Once active, the software exfiltrates collected data to a command-and-control (C2) server located in Frankfurt. The tool also embeds credential-theft capabilities, indicating a risk for lateral movement and further system compromise.
Evidence indicates the threat actors used operational AI to scale the campaign's infrastructure. The lure names systematically apply obscure biological taxonomy, archaic Latin, and medical terminology across the ecosystem. This approach demonstrates a shift toward using automated, AI-driven processes to build scalable threat environments, moving away from isolated incidents toward continuously generated threat infrastructure.
Defending the development pipeline
This operation exposes a specific gap in standard automated analysis pipelines, requiring security teams to apply contextual review to protect the software development life cycle. If developers incorporate a compromised package into legitimate software, the broader supply chain faces risk unless the code is identified before reaching an operational environment.
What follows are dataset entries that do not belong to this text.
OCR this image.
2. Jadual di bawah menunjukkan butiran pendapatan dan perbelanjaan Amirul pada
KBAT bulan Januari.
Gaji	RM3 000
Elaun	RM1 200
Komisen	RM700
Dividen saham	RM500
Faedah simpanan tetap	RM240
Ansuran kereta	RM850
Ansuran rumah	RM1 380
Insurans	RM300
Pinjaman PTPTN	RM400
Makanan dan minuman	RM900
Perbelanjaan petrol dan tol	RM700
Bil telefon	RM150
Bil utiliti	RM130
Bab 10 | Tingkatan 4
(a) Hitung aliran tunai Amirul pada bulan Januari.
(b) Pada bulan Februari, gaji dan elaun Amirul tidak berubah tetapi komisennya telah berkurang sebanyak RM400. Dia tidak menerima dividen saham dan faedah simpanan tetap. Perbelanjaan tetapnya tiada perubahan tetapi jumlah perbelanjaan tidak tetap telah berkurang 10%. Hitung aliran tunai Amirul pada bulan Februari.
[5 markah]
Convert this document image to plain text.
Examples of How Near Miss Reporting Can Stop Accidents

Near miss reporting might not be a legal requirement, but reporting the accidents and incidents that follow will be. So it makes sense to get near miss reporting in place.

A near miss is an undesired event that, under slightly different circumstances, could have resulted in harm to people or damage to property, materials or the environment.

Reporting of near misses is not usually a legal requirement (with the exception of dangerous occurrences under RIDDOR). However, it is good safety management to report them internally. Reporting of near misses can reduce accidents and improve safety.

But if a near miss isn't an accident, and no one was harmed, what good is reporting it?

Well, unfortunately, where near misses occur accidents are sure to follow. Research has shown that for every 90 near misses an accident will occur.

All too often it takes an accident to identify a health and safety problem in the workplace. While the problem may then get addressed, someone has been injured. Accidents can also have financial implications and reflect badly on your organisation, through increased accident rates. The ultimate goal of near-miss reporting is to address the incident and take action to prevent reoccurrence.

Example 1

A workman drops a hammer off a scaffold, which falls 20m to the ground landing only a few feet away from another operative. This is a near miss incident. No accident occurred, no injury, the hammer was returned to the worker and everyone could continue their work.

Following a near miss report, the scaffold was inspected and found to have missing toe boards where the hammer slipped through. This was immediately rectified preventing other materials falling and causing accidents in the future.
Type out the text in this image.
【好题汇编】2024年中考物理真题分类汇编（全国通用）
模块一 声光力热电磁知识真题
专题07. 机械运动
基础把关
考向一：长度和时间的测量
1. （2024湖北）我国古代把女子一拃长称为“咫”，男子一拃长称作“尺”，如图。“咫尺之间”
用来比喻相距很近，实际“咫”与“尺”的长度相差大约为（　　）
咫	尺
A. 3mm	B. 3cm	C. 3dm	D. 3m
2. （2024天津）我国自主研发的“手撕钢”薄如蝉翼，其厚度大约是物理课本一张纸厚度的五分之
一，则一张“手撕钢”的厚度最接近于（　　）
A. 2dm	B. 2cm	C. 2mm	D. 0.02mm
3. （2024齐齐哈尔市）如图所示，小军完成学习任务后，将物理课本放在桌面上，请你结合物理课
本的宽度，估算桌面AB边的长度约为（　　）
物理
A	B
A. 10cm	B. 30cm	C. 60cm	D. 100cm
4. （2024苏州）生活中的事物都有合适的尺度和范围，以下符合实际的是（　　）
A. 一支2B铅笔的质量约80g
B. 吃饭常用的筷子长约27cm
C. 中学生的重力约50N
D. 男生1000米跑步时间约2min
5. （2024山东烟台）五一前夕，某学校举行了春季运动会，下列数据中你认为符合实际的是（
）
"The result is a threat designed to pass every automated layer. individual file submission, behavioral sandbox, hash matching — and surface only when a human analyst runs everything together in context," Egerland noted.
The sheer volume and breadth of the lures indicate the threat actor prioritizes scale over precision targeting. To defend against this methodology, organizations should treat any GitHub-hosted download that pairs a renamed interpreter with an opaque data file as a high-priority triage candidate, regardless of the surrounding repository's apparent legitimacy.
A comprehensive list of indicators of compromise (IOCs), including hashes, endpoint patterns, and associated GitHub accounts, is available in the Netskope report to assist security teams with detection and blocking rules.